This is IT. The tastiest chicken piccata I’ve ever made (and I’ve made a few). The skin stays nice and crispy thanks to the sear + broil method, and the sauce is just other-wordly good. The giant croutons add flavor to flavor which, in my book, is always a great thing.

Ingredients

Units Scale
  • 4 to 6 bone-in, skin-on chicken thighs
  • Salt and pepper, as needed
  • Olive oil, as directed/needed
  • 2 shallots, thinly sliced
  • 4 garlic cloves, 2 thinly sliced and 2 minced/grated
  • One, 3.5-ounce jar capers, drained
  • Scant teaspoon chicken stock concentrate
  • 2/3 cup white wine (nothing sweet)
  • 1 cup chicken broth
  • 1/2 cup half and half or heavy cream
  • 3 tablespoons butter, divided
  • One lemon
  • 1 loaf of Italian bread, thickly sliced
  • SERVING SUGGESTION: finely chopped parsley

Instructions

  1. Preheat the broiler and adjust the rack to the middle position.
  2. Generously season the chicken with salt and pepper (we’re going for potato chip-like skin here). Add a couple tablespoons of oil to a large skillet set over medium-high heat. Sear/brown the chicken, skin side down, for about 6 minutes. Flip and sear for a few more minutes. Transfer the chicken to a plate/tray for now.
  3. Reduce the heat to medium and with the rendered chicken fat still in the pan, add a drizzle of oil, if needed, as well as the shallots. Cook for a minute and then add the sliced garlic, capers, and stock concentrate. Cook for another minute or so, and add the wine. Cook for a minute (this cooks off the alcohol), and then add the stock, followed by the half and half or cream. Taste and season with salt and pepper.
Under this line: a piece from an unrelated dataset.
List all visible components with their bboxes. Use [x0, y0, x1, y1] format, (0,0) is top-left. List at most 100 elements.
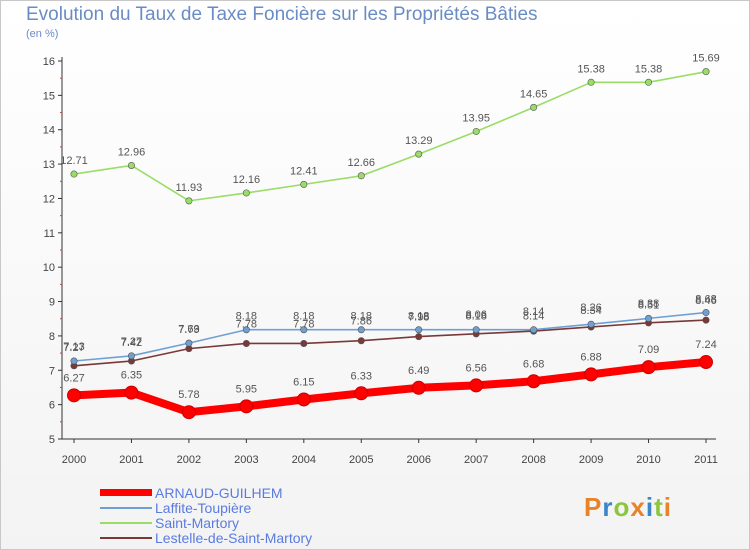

Simmer over medium-low heat for about 5 minutes, just to reduce it slightly.
  4. Nestle the chicken back into the pan (keeping the skin out of the sauce) and dot the tops of everything with a tablespoon of the butter (just pinch off little bits of it and scatter them all around). Place under the broiler and broil until the chicken is cooked through and nice and golden/crispy; takes about 6 to 8 minutes since it’s on the middle rack). The sauce will reduce in the oven, and if it looks like it’s reducing too much, just add a little water as needed.
  5. Meanwhile, add the remaining butter and a tablespoon of olive oil to another large skillet set over medium heat. Add the minced garlic and the sliced bread. Season with salt and let the bread get nice and toasty on both sides, just watching to ensure the garlic doesn’t burn (stir it around and add a drizzle of extra olive oil to prevent this).
  6. Serve the croutons with the chicken and sauce, for dunking, dredging and dipping. Finish by zesting the entire lemon over everything, and serve with sliced lemon wedges on the side. Garnish everything with chopped parsley, if you like.